Since an Erlang-distributed random variable is the sum of independently and identical to parameter exponentially distributed random variables , the following properties result. ${\ displaystyle X}$ ${\ displaystyle n}$ ${\ displaystyle \ lambda}$ ${\ displaystyle X_ {1}, \ dotsc, X_ {n}}$

Expected value

The Erlang distribution has the expected value

{\ displaystyle \ operatorname {E} (X) = \ operatorname {E} \ left (\ sum _ {k = 1} ^ {n} X_ {k} \ right) = \ sum _ {k = 1} ^ { n} \ operatorname {E} (X_ {k}) = {\ frac {n} {\ lambda}}.}

Variance

The variance results analogously to

{\ displaystyle \ operatorname {Var} (X) = \ operatorname {Var} \ left (\ sum _ {k = 1} ^ {n} X_ {k} \ right) = \ sum _ {k = 1} ^ { n} \ operatorname {Var} (X_ {k}) = {\ frac {n} {\ lambda ^ {2}}}.}

mode

The mode, the maximum density, is included

{\ displaystyle {\ frac {n-1} {\ lambda}}.}

Characteristic function

From the characteristic function of an exponentially distributed random variable one obtains that of an Erlang-distributed random variable:

{\ displaystyle \ varphi _ {X} (t) = \ left ({\ frac {\ lambda} {\ lambda -it}} \ right) ^ {n}.}

Moment generating function

The same results for the torque generating function

{\ displaystyle M_ {X} (t) = \ left ({\ frac {\ lambda} {\ lambda -t}} \ right) ^ {n}.}

entropy

The entropy of the Erlang distribution is

{\ displaystyle H (X) = (1-n) \ psi (n) + \ ln \ left ({\ frac {\ Gamma (n)} {\ lambda}} \ right) + n}

where ψ ( p ) denotes the digamma function .

Relationships with other distributions

Relationship to the exponential distribution

The Erlang distribution is a generalization of the exponential distribution, because it merges into it .
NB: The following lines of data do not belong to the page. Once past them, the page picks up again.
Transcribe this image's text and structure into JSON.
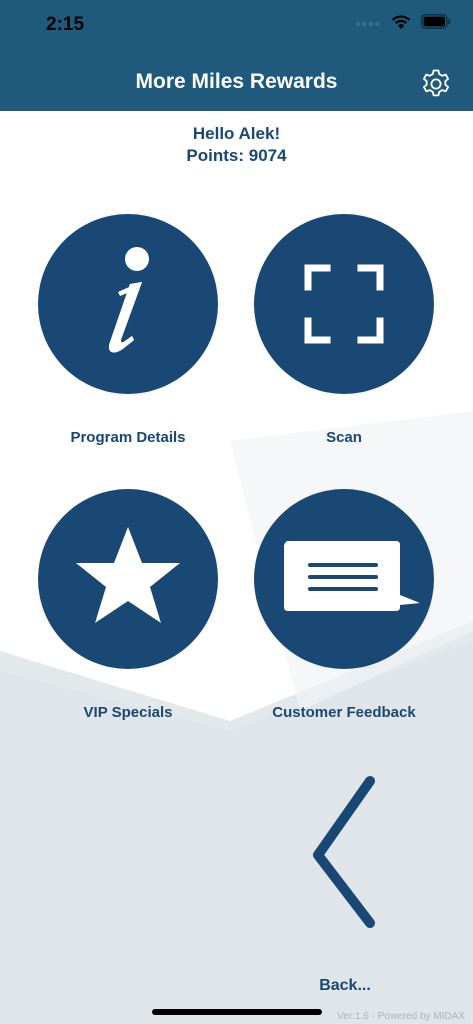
{
  "status_bar": {
    "time": "2:15",
    "icons": [
      "signal-dots-icon",
      "wifi-icon",
      "battery-icon"
    ]
  },
  "header": {
    "title": "More Miles Rewards",
    "settings_icon": "gear-icon"
  },
  "greeting": {
    "hello": "Hello Alek!",
    "points": "Points: 9074"
  },
  "tiles": [
    {
      "label": "Program Details",
      "icon": "info-icon"
    },
    {
      "label": "Scan",
      "icon": "scan-frame-icon"
    },
    {
      "label": "VIP Specials",
      "icon": "star-icon"
    },
    {
      "label": "Customer Feedback",
      "icon": "message-bubble-icon"
    }
  ],
  "back": {
    "label": "Back...",
    "icon": "chevron-left-icon"
  },
  "footer": {
    "version": "Ver:1.6 - Powered by MIDAX"
  },
  "colors": {
    "header_bg": "#1f5a7c",
    "accent": "#184873",
    "background_shape": "#e3e8eb"
  }
}
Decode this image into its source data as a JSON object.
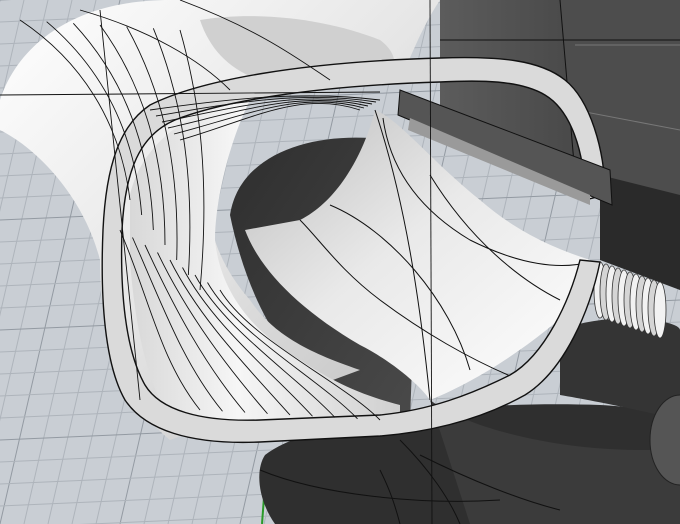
{
  "viewport": {
    "background": "#c9ced4",
    "grid_minor_color": "#aeb4bb",
    "grid_major_color": "#939aa2",
    "world_axis_y_color": "#2a9a2a",
    "surface_light": "#f4f4f4",
    "surface_mid": "#b9b9b9",
    "surface_dark": "#3c3c3c",
    "edge_color": "#111111",
    "objects": [
      {
        "name": "swept-tube-surface"
      },
      {
        "name": "rounded-rectangle-profile"
      },
      {
        "name": "half-pipe-surface"
      },
      {
        "name": "dark-base-solid"
      },
      {
        "name": "right-box-solid"
      },
      {
        "name": "threaded-rod"
      }
    ]
  }
}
{\ displaystyle \ operatorname {Erl} (\ lambda, n)}

{\ displaystyle n = 1}

{\ displaystyle \ operatorname {Erl} (\ lambda, 1) = \ operatorname {Exp} (\ lambda)}

Let there be many random variables , all exponentially distributed with the same parameter and stochastically independent . Then the random variable is Erlang-distributed with the parameters and . ${\ displaystyle n}$ ${\ displaystyle \ lambda}$ ${\ displaystyle Y_ {i} \ (i = 1, \ dotsc, n)}$ ${\ displaystyle X = Y_ {1} + Y_ {2} + \ dotsb + Y_ {n}}$ ${\ displaystyle n}$ ${\ displaystyle \ lambda}$ ${\ displaystyle (n \ in \ mathbb {N}, \ lambda \ geq 0)}$

Relationship to the Poisson distribution

For a Poisson process , the random number of events up to a defined point in time is determined by means of the Poisson distribution , the random time up to the -th event is Erlang-distributed. In this case , this Erlang distribution changes into an exponential distribution, with which the time to the first random event and the time between two successive events can be determined. ${\ displaystyle \ operatorname {Poi} (\ lambda)}$ ${\ displaystyle n}$ ${\ displaystyle n = 1}$
The Erlang distribution is the conjugate distribution to the Poisson distribution.

Relationship to constant uniform distribution

An Erlang distribution can be generated as a convolution of evenly continuously distributed functions : ${\ displaystyle n}$ ${\ displaystyle X (0,1)}$

{\ displaystyle \ operatorname {Erl} (\ lambda, n) \ sim - {\ frac {1} {\ lambda}} \ ln {\ left (\ prod _ {i = 1} ^ {n} x_ {i} \ right)}.}

Relationship to the gamma distribution

The Erlang distribution with the parameter and degrees of freedom corresponds to a gamma distribution with natural shape parameter (and inverse scale parameter ). ${\ displaystyle \ lambda}$ ${\ displaystyle n}$ ${\ displaystyle p = n}$ ${\ displaystyle b = \ lambda}$

Web links

Erlang distributions: Explanation and illustration of connections to other distributions

Individual evidence

↑ Frodesen, Skjeggestad, Tofte: Probability and Statistics in Particle Physics , Universitetsforlaget, Bergen Oslo Tromsø p. 98.

[1] Frodesen, Skjeggestad, Tofte: Probability and Statistics in Particle Physics , Universitetsforlaget, Bergen Oslo Tromsø p. 98.